7.吉祥寺駅
それから一週間ほどたったある日、僕は、仕事で吉祥寺にきていた。
その日は、朝から、いくつかの政府観光局や大使館をまわり、またオフィスで店頭客とコースの詰めをし、電話の問い合わせに答え、端末機をうってはフライトの予約をいれ、バウチャーを作り、テレックスを打ち、そんな慌ただしい時間を過ごした後、吉祥寺にある会社が団体旅行を計画しているというので、その打ち合わせにきていた。先方の時間指定による夕方からの打ち会わせだったので、会社のほうには、戻らずに立ち帰りをする旨を伝えてあった。思ったより早く終わったので、本当は会社に戻る時間はあったし、そうすべきかとも一瞬思ったが、やはり、その気にはなれなかった。
僕は、疲れていた。
次々に起こってくる事を、瞬時に処理しなければならない毎日。いろいろな注文をすぐさま形にしていかなければならない毎日。初めの頃は、それがなんとも楽しく、そして、だれかに必要とされている、という思いが心の張りになっていた。
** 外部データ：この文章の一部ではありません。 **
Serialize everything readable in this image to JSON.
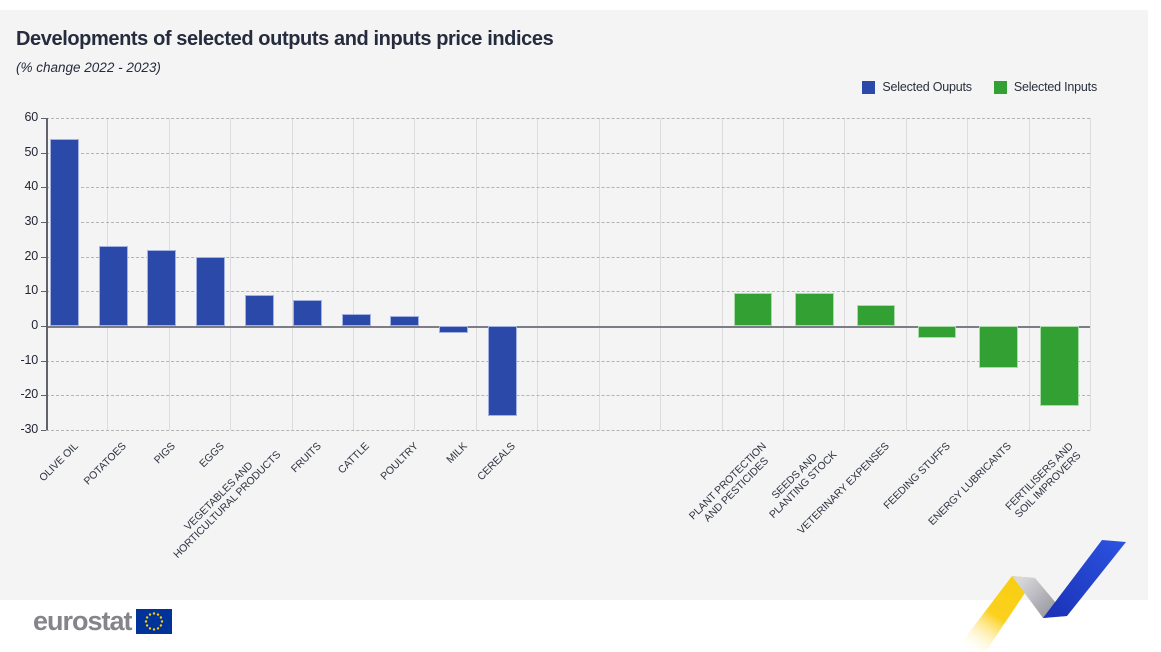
{
  "header": {
    "title": "Developments of selected outputs and inputs price indices",
    "subtitle": "(% change 2022 - 2023)"
  },
  "legend": [
    {
      "label": "Selected Ouputs",
      "color": "#2b49a8"
    },
    {
      "label": "Selected Inputs",
      "color": "#33a033"
    }
  ],
  "chart_data": {
    "type": "bar",
    "title": "Developments of selected outputs and inputs price indices",
    "subtitle": "(% change 2022 - 2023)",
    "xlabel": "",
    "ylabel": "",
    "ylim": [
      -30,
      60
    ],
    "yticks": [
      60,
      50,
      40,
      30,
      20,
      10,
      0,
      -10,
      -20,
      -30
    ],
    "grid": {
      "horizontal": "dashed",
      "vertical": "solid"
    },
    "legend_position": "top-right",
    "series": [
      {
        "name": "Selected Ouputs",
        "color": "#2b49a8",
        "points": [
          {
            "lines": [
              "OLIVE OIL"
            ],
            "value": 54
          },
          {
            "lines": [
              "POTATOES"
            ],
            "value": 23
          },
          {
            "lines": [
              "PIGS"
            ],
            "value": 22
          },
          {
            "lines": [
              "EGGS"
            ],
            "value": 20
          },
          {
            "lines": [
              "VEGETABLES AND",
              "HORTICULTURAL PRODUCTS"
            ],
            "value": 9
          },
          {
            "lines": [
              "FRUITS"
            ],
            "value": 7.5
          },
          {
            "lines": [
              "CATTLE"
            ],
            "value": 3.5
          },
          {
            "lines": [
              "POULTRY"
            ],
            "value": 3
          },
          {
            "lines": [
              "MILK"
            ],
            "value": -2
          },
          {
            "lines": [
              "CEREALS"
            ],
            "value": -26
          }
        ]
      },
      {
        "name": "Selected Inputs",
        "color": "#33a033",
        "points": [
          {
            "lines": [
              "PLANT PROTECTION",
              "AND PESTICIDES"
            ],
            "value": 9.5
          },
          {
            "lines": [
              "SEEDS AND",
              "PLANTING STOCK"
            ],
            "value": 9.5
          },
          {
            "lines": [
              "VETERINARY EXPENSES"
            ],
            "value": 6
          },
          {
            "lines": [
              "FEEDING STUFFS"
            ],
            "value": -3.5
          },
          {
            "lines": [
              "ENERGY LUBRICANTS"
            ],
            "value": -12
          },
          {
            "lines": [
              "FERTILISERS AND",
              "SOIL IMPROVERS"
            ],
            "value": -23
          }
        ]
      }
    ]
  },
  "footer": {
    "logo_text": "eurostat"
  },
  "decor": {
    "ribbon_yellow": "#fcd11e",
    "ribbon_gray": "#9b9ba3",
    "ribbon_blue": "#2446c8",
    "flag_blue": "#003399",
    "flag_star": "#ffcc00"
  }
}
どんな仕事でも、それは、人々の人生のある瞬間に立ち会うことだ、と思ったことがある。産婦人科の医師や葬儀屋なんかは、人の生死の現場に関与するのだから当然といえば当然なのだが、そうではなくて、例えばレストランのウェイターだって、コンビニエンスストアにいるアルバイトの店員だって、そのお客が、今日はそのようにして過ごそうと思ったそれぞれの場面に、そうであるべき役割を担って登場し、その人の人生の一こまに立ち会う。
そうして、旅行会社の社員というのは、その人の夢の実現、そしてそこに至る高揚感、緊張感に立ち会う仕事だ、と思っていた。そういうお手伝いができるということに、僕は、そう、月並みな言葉だけれど、やりがいのようなものを感じ、張り切っていた時期があった。
ただ、いつのまにか僕は、そんな使命感のようなものだけで疲労も忘れる、というほどには若くなくなっていた。毎日処理をすべき事務の一つ一つが輝きを失って惰性になり、飛び交っている言葉も、自分とは関係のない遠くの方の出来事のように思えることが多くなっていた。
そして、そういう思いは、ユウコという女にであってから、特にしばしば僕を襲うことが多くなったような気がした。
確かに、ユウコといる時間、そして、ユウコのことを思い出している時間は、僕にとって、もうずいぶん長いこと味わったことのないような安らぎを与えてくれた。そう、ユウコとであった時から、僕の中では、何か別の、もっとゆるやかな時間が流れはじめたような、そんな気がしていた。
ユウコに会いたい、そう思った。
彼女の家は、前にもらった紙切れによれば、井の頭線の沿線らしかった。僕は、電話ボックスをみつけて、万年筆で繊細に書かれた電話番号のボタンを辿った。外は夕暮れが迫り、街灯や、店の明りがつきはじめたころだった。こんな時間に、ユウコは部屋にいるのだろうか、と思いながら、僕は受話器を耳にあてた。
呼びだし音が、遠く、虚空に吸い込まれて行くように、鳴った。